From Jeff Bezos and Elon Musk to Warren Buffett and Michael Bloomberg, almost all of America’s 25 richest people paid $0 or negative income tax in some years and a much lower tax rate than middle-class Americans in others, an investigation of leaked Internal Revenue Service data by ProPublica has found.
It’s barely news that the ultra-rich often find ways to legally avoid taxes. But the report for the first time sheds light on specifically how little they actually paid in recent years. ProPublica looked at tax return data of thousands of America’s wealthiest people over a time span of more than 15 years.
The findings are unnerving. For example, Bezos, the world’s richest person, didn’t pay any income tax in 2007 and 2011; Musk paid $0 in federal income tax in 2018; and billionaire investor George Soros did the same three years in a row.
To get a clear look of how much tax billionaires paid versus average Americans, ProPublica created a measure called “true tax rate,” defined as the amount of federal income taxes paid by a person in a given year divided by their wealth growth over the same period, using Forbes data.
The report first looked at the nation’s 25 richest people. Between 2014 and 2018, these 25 people saw their net worth collectively grow $401 billion. In those years they paid a total of $13.6 billion in federal income taxes, which amounts to a true tax rate of only 3.4 percent.
By comparison, a typical middle-class American household with an annual income of $70,000 pay a federal income tax rate of about 15 percent. Their “true tax rates” can be as high as 100 percent in some cases. On average, households headed by salary earners in their early 40s saw their net worth grow by about $65,000 after taxes from 2014 to 2018, mostly due to rising value of their homes, the report noted. Because they are taxed on salaries, they ended up paying almost as much in income taxes over the same five-year period.

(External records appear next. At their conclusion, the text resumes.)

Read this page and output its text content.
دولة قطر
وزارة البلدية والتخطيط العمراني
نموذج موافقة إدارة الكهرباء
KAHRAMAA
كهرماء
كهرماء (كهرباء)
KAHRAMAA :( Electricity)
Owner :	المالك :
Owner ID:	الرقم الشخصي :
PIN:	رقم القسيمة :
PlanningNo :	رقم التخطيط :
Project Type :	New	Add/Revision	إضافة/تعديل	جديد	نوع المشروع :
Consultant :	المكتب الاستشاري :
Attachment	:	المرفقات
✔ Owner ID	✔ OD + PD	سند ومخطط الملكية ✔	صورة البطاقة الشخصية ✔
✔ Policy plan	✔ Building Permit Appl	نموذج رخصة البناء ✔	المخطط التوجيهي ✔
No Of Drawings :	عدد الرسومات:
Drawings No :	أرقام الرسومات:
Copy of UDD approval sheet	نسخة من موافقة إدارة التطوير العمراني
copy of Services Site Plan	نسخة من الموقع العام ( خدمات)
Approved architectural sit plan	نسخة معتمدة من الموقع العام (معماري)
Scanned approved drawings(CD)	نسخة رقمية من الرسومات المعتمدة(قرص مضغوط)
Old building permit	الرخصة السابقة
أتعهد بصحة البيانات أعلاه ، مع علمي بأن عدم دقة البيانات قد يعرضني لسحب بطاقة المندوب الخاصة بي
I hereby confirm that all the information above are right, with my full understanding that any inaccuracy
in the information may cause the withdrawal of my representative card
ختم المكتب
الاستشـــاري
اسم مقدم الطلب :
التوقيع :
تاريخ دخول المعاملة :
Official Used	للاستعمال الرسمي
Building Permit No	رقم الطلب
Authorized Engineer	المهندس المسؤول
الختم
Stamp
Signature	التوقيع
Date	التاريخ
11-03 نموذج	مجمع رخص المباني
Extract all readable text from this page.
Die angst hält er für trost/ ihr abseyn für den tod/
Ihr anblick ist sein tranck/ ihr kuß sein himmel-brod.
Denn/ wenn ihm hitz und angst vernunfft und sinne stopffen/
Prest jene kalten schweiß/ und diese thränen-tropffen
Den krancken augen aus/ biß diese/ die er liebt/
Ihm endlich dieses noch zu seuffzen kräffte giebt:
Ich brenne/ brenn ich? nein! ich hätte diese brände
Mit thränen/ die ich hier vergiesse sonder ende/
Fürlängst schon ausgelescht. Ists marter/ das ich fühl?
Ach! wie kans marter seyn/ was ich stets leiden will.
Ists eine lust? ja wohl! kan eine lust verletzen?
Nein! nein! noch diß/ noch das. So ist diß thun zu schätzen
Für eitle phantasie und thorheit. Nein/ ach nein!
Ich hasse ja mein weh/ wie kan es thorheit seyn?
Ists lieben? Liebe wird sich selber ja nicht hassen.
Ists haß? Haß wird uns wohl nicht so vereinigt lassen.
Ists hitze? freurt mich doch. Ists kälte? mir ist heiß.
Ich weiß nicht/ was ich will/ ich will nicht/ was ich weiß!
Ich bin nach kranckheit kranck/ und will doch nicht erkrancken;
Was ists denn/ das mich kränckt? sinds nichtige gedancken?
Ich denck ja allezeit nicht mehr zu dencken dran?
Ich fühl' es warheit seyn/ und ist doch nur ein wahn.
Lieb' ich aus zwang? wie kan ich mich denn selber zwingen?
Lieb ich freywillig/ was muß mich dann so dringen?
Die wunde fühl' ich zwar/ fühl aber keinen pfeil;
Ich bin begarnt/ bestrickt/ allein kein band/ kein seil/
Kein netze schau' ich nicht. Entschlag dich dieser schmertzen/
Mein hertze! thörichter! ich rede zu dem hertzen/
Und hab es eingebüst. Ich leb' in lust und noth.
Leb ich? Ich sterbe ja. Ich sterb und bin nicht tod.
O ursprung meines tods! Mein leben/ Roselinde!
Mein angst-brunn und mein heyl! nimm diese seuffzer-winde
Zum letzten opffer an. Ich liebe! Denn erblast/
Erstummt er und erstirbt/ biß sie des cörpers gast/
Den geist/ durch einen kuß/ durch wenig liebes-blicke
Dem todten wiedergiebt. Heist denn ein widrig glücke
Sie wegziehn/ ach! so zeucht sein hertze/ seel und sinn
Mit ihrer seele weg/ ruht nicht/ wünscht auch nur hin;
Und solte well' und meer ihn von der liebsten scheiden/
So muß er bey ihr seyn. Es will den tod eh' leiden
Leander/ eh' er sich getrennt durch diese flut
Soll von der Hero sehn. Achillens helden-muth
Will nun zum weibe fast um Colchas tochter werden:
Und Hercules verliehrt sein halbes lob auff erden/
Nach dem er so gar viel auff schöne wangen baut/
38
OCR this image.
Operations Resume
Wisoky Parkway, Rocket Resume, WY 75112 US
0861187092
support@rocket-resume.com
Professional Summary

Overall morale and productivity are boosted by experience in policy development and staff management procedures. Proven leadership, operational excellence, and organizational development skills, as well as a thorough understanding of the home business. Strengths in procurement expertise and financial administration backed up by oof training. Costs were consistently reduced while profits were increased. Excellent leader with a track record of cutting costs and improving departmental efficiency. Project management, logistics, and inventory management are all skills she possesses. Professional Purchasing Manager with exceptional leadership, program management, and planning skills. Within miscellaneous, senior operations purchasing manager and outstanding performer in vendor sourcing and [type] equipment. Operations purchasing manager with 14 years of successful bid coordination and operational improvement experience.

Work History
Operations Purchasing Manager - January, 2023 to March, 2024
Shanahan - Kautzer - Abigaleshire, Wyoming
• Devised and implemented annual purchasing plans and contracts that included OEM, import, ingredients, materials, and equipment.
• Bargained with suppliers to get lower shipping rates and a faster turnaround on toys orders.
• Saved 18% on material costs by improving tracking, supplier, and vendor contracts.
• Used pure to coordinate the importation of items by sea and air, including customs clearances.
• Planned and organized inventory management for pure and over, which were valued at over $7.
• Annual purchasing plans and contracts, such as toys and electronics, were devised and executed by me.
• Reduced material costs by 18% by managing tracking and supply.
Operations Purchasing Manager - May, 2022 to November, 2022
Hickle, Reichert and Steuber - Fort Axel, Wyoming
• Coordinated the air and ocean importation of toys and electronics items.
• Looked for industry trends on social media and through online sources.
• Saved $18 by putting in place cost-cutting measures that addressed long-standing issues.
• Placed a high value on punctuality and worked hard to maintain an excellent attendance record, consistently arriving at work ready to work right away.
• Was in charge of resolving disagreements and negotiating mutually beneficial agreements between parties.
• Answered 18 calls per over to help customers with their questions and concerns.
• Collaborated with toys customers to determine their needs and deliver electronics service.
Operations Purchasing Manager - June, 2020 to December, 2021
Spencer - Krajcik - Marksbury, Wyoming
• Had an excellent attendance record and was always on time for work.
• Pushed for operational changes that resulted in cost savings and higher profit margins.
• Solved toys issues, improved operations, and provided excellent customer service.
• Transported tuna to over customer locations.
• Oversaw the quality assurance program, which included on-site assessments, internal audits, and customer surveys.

Among the top 25 Warren Buffett has the lowest true tax rate of just 0.1 percent. Between 2014 and 2018, he saw his fortune rose $24.3 billion while paying only $23.7 million in taxes.
The most common ways for the ultra-rich to avoid tax bills are through various deductions—on such items as corporate expenses, charitable donations and investment losses—and holding onto stocks and property that rise in value. Under current U.S. laws, gains from these assets are not considered taxable income until they are sold.
Billionaires rarely sold shares of their own companies, which make up for the majority of their wealth. Losses on outside investments, however, are often reported as part of income in order to lower their tax bills.
In 2011, Bezos reported a negative income due to investment losses. In fact, he made so little on paper that he even claimed and received a $4,000 tax credit for his children. Bezos’s stakes in Amazon (AMZN) was worth $18 billion that year.
Musk’s tax bills are also astonishingly small. Except for 2016 when he exercised more than $1 billion in stock options, the Tesla (TSLA) CEO paid $68,000 in federal income tax in 2015, $65,000 in 2017, and nothing in 2018. ProPublica said Musk “responded to an initial query with a lone punctuation mark: ‘?'”
ProPublica didn’t disclose how the data was obtained. The IRS said Tuesday it had launched an investigation to identify the source of the leak.